Continue to be on the lookout for flight blight trauma blight symptoms. Overall, blight has been very low in the Grand Rapids, Michigan, area this year.
Powdery mildew is starting to show up a bit more each week. It is not widespread, but as long as shoots are still growing, mildew is a possibility. The recent warm and humid weather is very favorable for mildew.
Tree fruit insects
Codling moth first adult flight in high pressure blocks began May 16. First flight in moderate pressure blocks started May 26. First flight in 10X traps in mating disruption blocks began June 1. Use an early biofix on problem blocks and later for all others. A regional biofix was set for May 26 (357 GDD50 from Jan. 1). GDD since biofix is 307. Problem blocks are at 419 GDD since the May 16 biofix, about 30 percent egg hatch and cover sprays are crucial. Moderate pressure blocks are nearing 20 percent egg hatch. Timing for low pressure codling moths and obliquebanded leafroller hatch should coincide around June 30 this year in low pressure blocks and those with longtime mating disruption.
There are no new reports of plum curculio egglaying in the Grand Rapids, Michigan, area.
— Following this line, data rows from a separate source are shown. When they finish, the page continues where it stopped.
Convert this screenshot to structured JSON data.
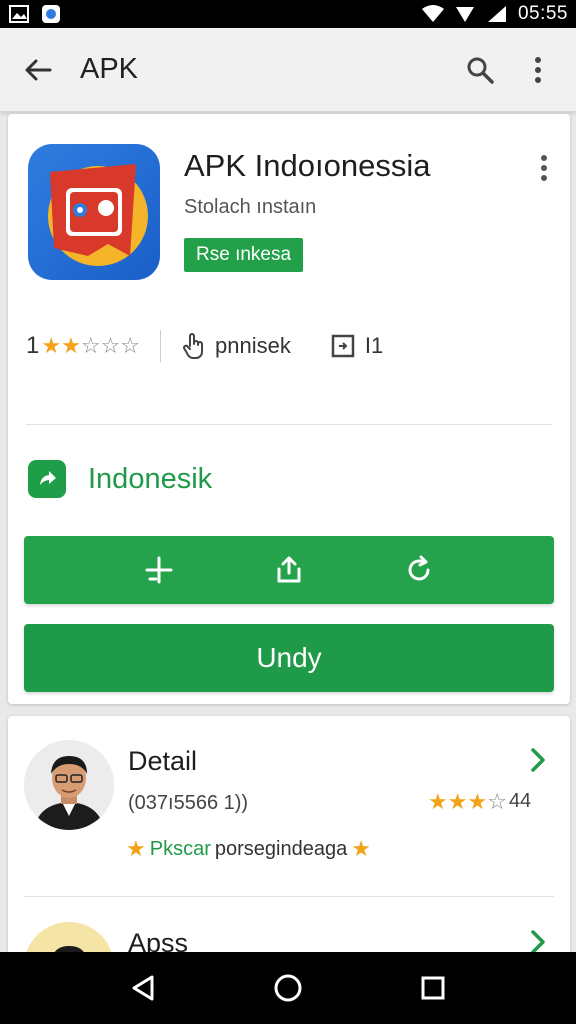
{
  "status_bar": {
    "time": "05:55",
    "left_icons": [
      "gallery-icon",
      "app-notification-icon"
    ],
    "right_icons": [
      "wifi-icon",
      "signal-icon",
      "cell-signal-icon"
    ]
  },
  "app_bar": {
    "title": "APK",
    "back_icon": "back-arrow-icon",
    "search_icon": "search-icon",
    "menu_icon": "more-vertical-icon"
  },
  "app": {
    "name": "APK Indoıonessia",
    "developer": "Stolach ınstaın",
    "badge": "Rse ınkesa",
    "rating": "1",
    "stars": {
      "filled": 2,
      "total": 5
    },
    "installs_label": "pnnisek",
    "size_label": "I1",
    "category": "Indonesik",
    "action_icons": [
      "add-icon",
      "share-icon",
      "refresh-icon"
    ],
    "primary_button": "Undy",
    "colors": {
      "accent": "#1f9a48",
      "star": "#f2a317",
      "icon_bg": "#2f7de0"
    }
  },
  "reviews": {
    "items": [
      {
        "title": "Detail",
        "subtitle": "(037ı5566 1))",
        "rating": "44",
        "stars_filled": 3,
        "stars_total": 4,
        "tag_green": "Pkscar",
        "tag_text": "porsegindeaga"
      },
      {
        "title": "Apss"
      }
    ]
  },
  "nav_bar": {
    "icons": [
      "back-triangle-icon",
      "home-circle-icon",
      "recents-square-icon"
    ]
  }
}
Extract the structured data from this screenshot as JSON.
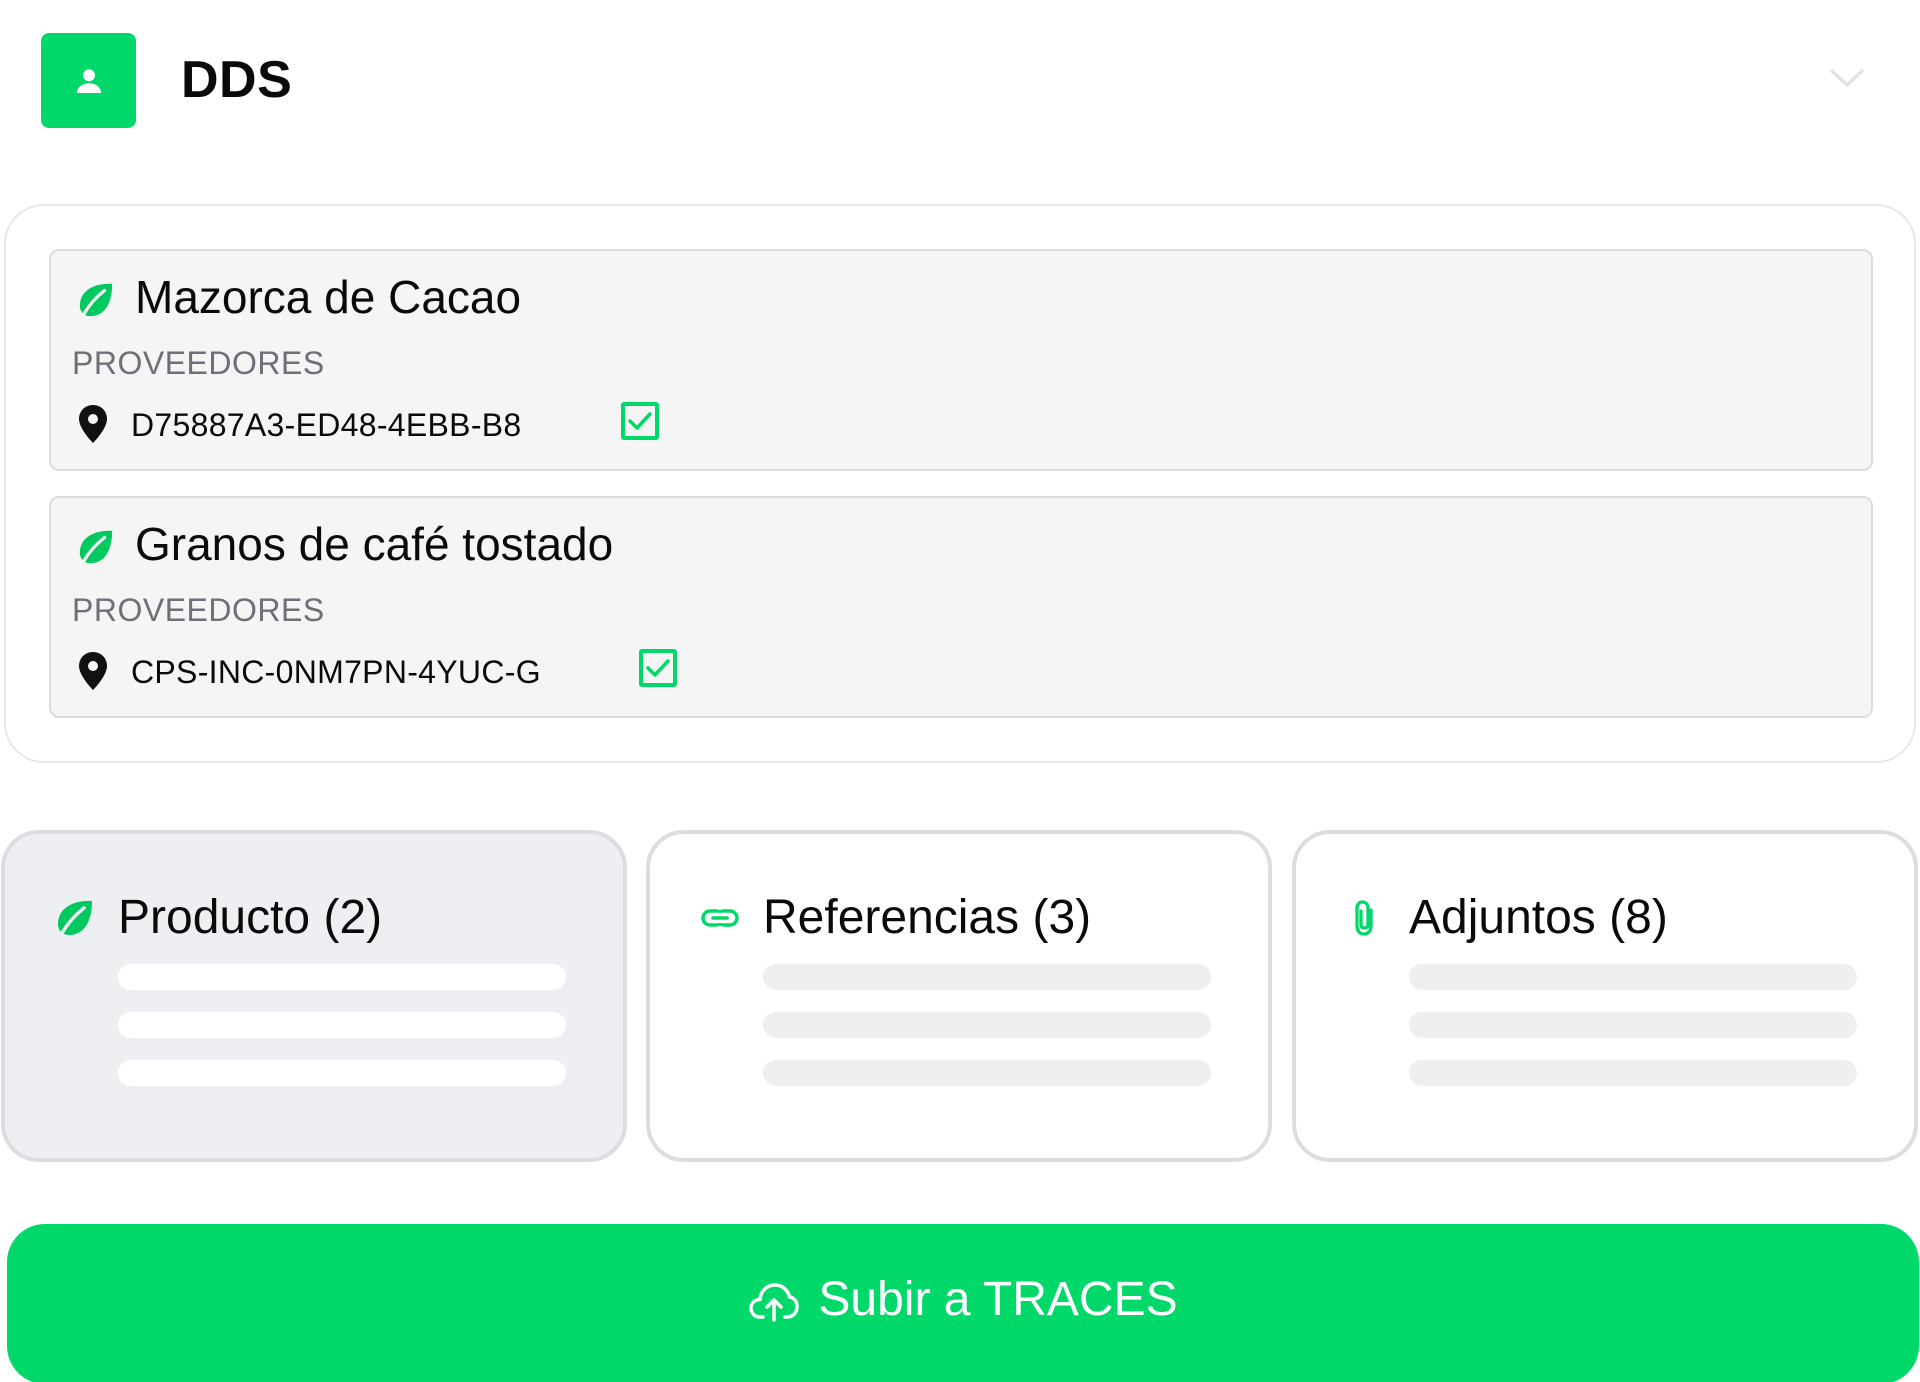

Areas north could still have activity in stone fruits. Continue to monitor known hot spots.
Some blocks are reporting building or static European red mite numbers. Heavy rain will reduce adults. Continue to assess mites per leaf – they are beginning to build again in some blocks. The threshold is 2.5 mites per leaf for June. Michigan State University Extension advises growers to monitor for beneficials – one per leaf indicates to wait a week and count again.
Some initial obliquebanded leafroller flight occurred last week. There was a sharp increase in trap numbers this week. A regional biofix was set for June 12 (1036 GDD42). GDD42 since biofix is 111. Monitor traps to set your own biofix. The start of egg hatch is estimated for June 30 or so.
Overwintering San Jose scale are present. Adult male flight began around May 23 and should be at a peak. No crawlers have been reported in the west central region, but a few are starting in other southern areas of Michigan. Continue to monitor known hot spots for activity. Crawlers typically appear in mid-June. Use of black electrical tape, sticky side out, on limbs with scale will trap crawlers. Targeting crawlers is the next control window for San Jose scale.
Oriental fruit moth first generation flight is over. Egg hatch should be over for first generation. A regional biofix was set for May 6 (256 GDD45). GDD since biofix is 694. Expect second generation flight to begin soon – this is a good time to change out lures.
New white apple leafhopper nymphs seem to be much easier to find this week compared to last week, but overall numbers are low. We are approaching peak egg hatch this week.
Potato leafhopper adults continue to be found, but numbers are also low, more than likely with last storms. Continue to monitor.
Green apple aphids are routinely being reported by scouts this week. Woolly apple aphids should be present. Continue to monitor for all aphid species and the beneficials that often attack them.
Spotted tentiform leafminer second generation flight is beginning. Continue to monitor.
We are seeing peak flight of borers in stone fruits, so trunk sprays should be started. Some initial dogwood borer flight is being reported. Dogwood borer trunk sprays are best timed for peak egg hatch, typically around July 4.
Black stem borer first adults were trapped May 8.Trap numbers are declining, but adults are still being caught. Continue to monitor.